For almost 50 years, filmmaker Brian De Palma has carved out his own signature style of sensationalism that has led to commercial hits (The Untouchables, Mission: Impossible), critical duds (Mission to Mars, The Black Dahlia) and others that found success further down the road (Scarface, Carlito’s Way). No matter what kind of movie he’s making, there’s never a doubt that everything he wants you to react to is right there on the screen. This kind of visceral approach can be thrilling in the moment and in De Palma’s case, produce some classic cinematic sequences but it doesn’t always leave much for the audience to look for under the surface.
Directors Noah Baumbach and Jake Paltrow seem to have lifted this ethic from their subject when making their new documentary De Palma about the director’s life and career. During their two-hour interview in which each of his films are discussed at varying lengths, there are plenty of great on-set anecdotes and enlightening bits of commentary about the film industry but not enough glimpses of introspection that might give us insight to his way of thinking. The end result is something a bit more shallow and matter-of-fact than it could have been but still worthwhile for those interested in digging into De Palma’s filmography.

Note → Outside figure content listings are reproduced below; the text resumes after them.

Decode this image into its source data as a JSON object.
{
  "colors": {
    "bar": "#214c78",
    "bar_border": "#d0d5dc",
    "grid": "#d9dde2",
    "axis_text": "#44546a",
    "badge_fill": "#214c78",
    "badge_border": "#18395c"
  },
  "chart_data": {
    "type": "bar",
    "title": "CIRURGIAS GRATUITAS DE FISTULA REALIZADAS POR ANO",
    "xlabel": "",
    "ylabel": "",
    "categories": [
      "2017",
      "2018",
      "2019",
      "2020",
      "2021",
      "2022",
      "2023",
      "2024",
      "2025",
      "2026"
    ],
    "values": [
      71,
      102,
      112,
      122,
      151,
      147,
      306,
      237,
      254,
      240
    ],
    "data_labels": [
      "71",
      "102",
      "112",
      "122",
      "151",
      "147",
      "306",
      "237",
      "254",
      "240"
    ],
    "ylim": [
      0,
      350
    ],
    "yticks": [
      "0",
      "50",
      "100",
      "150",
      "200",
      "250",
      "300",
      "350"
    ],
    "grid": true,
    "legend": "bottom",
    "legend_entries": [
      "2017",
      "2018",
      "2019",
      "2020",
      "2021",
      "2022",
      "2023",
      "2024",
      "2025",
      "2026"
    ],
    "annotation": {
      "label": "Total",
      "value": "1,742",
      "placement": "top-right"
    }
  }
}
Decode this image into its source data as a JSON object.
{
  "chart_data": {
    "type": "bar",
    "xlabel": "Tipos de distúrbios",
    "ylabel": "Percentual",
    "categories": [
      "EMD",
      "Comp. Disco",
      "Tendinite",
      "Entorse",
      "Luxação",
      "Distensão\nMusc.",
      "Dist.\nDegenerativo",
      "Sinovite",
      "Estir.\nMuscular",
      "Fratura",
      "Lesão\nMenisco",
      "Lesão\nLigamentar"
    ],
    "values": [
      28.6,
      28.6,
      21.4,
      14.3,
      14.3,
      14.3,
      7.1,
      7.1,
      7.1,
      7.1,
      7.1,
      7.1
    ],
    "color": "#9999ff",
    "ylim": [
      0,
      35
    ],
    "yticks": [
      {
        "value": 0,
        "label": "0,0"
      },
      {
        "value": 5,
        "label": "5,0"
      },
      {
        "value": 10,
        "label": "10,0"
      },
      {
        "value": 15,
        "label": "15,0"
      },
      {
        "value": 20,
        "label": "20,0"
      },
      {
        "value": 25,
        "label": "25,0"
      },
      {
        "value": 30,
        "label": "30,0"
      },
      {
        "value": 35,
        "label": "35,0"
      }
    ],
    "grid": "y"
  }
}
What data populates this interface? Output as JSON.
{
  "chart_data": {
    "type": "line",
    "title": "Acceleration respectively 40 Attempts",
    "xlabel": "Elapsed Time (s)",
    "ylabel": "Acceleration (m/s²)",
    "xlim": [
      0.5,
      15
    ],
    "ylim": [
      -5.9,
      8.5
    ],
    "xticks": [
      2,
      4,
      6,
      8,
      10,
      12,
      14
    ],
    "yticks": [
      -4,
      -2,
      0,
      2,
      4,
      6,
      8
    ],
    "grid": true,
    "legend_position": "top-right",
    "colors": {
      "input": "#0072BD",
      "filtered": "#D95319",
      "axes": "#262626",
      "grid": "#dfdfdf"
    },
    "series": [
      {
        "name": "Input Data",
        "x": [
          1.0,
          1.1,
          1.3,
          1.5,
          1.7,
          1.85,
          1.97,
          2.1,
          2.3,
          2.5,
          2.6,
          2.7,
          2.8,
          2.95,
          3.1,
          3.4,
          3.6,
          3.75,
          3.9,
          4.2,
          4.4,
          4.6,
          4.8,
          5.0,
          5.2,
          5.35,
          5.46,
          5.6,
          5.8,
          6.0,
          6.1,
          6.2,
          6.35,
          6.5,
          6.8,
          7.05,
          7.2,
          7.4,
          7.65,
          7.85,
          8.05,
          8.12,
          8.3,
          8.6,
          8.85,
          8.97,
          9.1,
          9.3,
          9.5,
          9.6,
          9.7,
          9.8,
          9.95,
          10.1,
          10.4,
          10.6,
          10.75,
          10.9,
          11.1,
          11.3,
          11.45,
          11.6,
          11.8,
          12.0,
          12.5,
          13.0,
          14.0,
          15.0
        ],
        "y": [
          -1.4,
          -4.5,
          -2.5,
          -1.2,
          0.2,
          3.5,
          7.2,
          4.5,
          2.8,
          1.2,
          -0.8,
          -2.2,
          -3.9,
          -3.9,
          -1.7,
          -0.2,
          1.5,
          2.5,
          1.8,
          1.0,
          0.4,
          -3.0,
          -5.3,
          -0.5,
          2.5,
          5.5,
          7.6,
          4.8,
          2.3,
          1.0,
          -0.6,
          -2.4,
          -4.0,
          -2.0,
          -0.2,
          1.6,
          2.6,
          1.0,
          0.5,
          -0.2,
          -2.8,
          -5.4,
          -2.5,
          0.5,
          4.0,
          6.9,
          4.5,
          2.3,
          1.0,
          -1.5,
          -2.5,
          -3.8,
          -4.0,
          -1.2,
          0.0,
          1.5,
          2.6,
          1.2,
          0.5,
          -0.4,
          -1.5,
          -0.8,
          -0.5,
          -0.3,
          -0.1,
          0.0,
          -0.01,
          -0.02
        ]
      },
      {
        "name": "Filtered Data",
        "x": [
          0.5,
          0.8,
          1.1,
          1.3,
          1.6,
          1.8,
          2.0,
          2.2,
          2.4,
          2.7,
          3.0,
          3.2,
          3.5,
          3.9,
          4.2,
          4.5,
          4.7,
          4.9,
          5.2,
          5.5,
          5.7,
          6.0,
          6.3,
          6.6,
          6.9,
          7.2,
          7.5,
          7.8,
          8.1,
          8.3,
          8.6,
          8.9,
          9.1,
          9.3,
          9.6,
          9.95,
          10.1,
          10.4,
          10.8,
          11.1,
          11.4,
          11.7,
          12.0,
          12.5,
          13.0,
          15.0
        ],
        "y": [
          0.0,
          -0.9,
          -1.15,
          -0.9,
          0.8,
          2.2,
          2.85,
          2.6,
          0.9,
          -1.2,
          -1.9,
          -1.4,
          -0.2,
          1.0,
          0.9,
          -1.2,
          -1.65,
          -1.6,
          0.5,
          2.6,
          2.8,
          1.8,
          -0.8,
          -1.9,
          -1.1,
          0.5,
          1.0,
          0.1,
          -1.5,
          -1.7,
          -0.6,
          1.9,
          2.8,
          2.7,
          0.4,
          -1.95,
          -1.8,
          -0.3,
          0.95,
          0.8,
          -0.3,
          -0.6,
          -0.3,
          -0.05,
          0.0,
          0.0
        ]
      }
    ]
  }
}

Anyone familiar with his work can tell you how inspired he is by Alfred Hitchcock and I admired how Baumbach and Paltrow framed De Palma’s guiding principle of cinema as voyeurism from his first viewing of Vertigo in 1958. The act of “spying” as it correlates to an audience watching a movie is covered most clearly in Rear Window but De Palma argues that the subtext of Vertigo is just as relevant to how people consume films. Much in the way that Scottie works to transform Judy into his idolized image of “Madeleine”, we seek meaning in the characters that are presented to us by projecting our own experiences and values onto them, whether they truly apply or not.
After this introductory analysis and some biographical notes about his early life, the film then goes through the movies that De Palma has made through the years and some summarizing thoughts from the director on each work. Rather than making this a traditional talking head documentary with opinions from others on his work, the form is kept more candid and personal by allowing De Palma to talk through his own experiences with each project. However, it does make me wonder if some outside perspective could have allowed the filmmakers to dive deeper into the thematic strands of his work, as there isn’t as much connecting tissue between his films as I would have liked to have seen.
I confess I haven’t seen of the majority of the 25+ films covered in this documentary (Blow Out piqued my interest more than any other) but after seeing all of these clips together in one sitting, I’m eager to visit and re-visit the director’s work. De Palma may not be a “consensus” filmmaker but his divisiveness is clearly an integral part of what’s kept him around all of these years. It’s fitting, then, that I may have a mixed opinion on De Palma the documentary as I do De Palma the movie maker.